Les deux éléments principaux de la réponse de stress sont l’axe hhs et le système sam, et aussi bien les taux plasmatiques de glucocorticoïdes que les changements de comportement ont été utilisés pour mesurer le stress. Le stress apparaît quand les demandes environnementales excèdent la capacité d’adaptation de l’organisme, surtout quand l’animal perçoit une situation déterminée comme étant imprévisible et peu contrôlable. Les facteurs de stress ont un caractère additif et par conséquent des situations comme le sevrage ou le transport sont susceptibles de provoquer des réponses de stress intense chez les animaux.


RÉFÉRENCES

  • Cannon WB 1929 Bodily changes in pain, hunger, fear and rage : an account of recent researches into the function of emotional excitement. Appleton, New York.

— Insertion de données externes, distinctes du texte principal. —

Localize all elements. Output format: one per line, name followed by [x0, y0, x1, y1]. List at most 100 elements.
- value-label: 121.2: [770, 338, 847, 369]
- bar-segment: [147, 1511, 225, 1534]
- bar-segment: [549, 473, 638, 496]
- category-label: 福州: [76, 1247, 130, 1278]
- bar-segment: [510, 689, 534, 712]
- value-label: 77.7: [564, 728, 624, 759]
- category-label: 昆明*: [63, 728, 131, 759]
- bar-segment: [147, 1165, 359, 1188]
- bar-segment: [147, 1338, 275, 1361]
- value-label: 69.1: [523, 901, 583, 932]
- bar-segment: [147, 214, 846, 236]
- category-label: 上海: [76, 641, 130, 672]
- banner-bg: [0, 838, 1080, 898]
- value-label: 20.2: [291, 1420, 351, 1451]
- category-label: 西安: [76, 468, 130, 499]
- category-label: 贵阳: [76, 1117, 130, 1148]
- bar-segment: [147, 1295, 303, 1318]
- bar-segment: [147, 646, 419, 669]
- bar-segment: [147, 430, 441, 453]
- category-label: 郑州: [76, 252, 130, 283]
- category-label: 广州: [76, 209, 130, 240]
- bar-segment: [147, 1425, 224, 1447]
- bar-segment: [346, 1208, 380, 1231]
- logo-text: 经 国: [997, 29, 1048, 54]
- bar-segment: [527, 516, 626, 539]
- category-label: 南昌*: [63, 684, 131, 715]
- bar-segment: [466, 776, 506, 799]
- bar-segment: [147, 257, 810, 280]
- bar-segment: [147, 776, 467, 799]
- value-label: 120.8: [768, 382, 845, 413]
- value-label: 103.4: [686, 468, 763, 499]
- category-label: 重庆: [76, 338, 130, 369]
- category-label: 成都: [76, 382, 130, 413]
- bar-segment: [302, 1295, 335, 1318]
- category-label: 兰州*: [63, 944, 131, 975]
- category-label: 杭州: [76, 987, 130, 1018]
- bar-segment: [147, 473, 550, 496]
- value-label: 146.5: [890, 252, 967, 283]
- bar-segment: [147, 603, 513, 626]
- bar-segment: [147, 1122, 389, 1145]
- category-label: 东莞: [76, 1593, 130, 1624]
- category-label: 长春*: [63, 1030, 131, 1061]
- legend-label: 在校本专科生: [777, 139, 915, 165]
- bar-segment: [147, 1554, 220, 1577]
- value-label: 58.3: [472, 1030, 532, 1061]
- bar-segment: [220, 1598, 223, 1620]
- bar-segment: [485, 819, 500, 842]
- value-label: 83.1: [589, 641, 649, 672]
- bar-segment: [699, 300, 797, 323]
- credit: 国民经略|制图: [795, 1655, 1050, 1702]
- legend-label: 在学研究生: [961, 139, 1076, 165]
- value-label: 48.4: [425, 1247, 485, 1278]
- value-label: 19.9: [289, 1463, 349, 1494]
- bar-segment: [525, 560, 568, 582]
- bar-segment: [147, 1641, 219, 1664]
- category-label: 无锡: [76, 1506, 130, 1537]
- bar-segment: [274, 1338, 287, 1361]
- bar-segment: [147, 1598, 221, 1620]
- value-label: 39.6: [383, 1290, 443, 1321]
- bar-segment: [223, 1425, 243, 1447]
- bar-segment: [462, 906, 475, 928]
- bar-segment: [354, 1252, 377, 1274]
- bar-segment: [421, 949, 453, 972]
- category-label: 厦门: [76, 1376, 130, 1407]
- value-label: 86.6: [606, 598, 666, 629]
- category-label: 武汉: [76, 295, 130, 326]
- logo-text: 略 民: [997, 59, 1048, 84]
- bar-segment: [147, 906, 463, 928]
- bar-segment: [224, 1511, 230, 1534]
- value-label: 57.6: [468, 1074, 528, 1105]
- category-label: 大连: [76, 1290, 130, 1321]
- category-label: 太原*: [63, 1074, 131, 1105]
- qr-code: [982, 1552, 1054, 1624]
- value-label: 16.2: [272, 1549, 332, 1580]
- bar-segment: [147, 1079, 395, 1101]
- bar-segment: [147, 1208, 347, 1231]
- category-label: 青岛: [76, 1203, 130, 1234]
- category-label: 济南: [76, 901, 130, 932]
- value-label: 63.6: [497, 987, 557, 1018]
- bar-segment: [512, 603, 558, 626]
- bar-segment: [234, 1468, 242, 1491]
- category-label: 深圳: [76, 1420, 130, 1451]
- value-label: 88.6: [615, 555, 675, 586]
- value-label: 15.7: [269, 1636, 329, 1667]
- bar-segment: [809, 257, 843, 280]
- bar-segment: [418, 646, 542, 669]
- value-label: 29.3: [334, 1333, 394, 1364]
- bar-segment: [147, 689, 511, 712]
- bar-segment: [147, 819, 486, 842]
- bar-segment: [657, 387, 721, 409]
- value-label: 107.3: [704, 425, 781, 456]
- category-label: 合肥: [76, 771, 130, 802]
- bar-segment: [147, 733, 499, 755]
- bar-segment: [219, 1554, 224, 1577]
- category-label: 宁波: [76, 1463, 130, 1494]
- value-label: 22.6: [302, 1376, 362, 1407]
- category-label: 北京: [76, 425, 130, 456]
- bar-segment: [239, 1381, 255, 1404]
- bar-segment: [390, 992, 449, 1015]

  • Selye H 1936 A syndrome produced by diverse nocuous agents. Nature 138 : 32-33.
  • Broom DM et Johnson KG 1993. Stress and Animal Welfare. Chapman & Hall, Londres.
  • Koolhaas JM, Bartolomucci A, Buwalda B, de Boer SF, Flügge G, Korte SM, Meerlo P, Murison R, Olivier B, Palanza P, Richter-Levin G, Sgoifo A, Steimer T, Stiedl O, van Dijk G, Wöhr M, Fuchs E 2011 Stress revisited : A critical evaluation of the stress concept. Neuroscience and Biobehavioral Reviews 35, 1291-1301.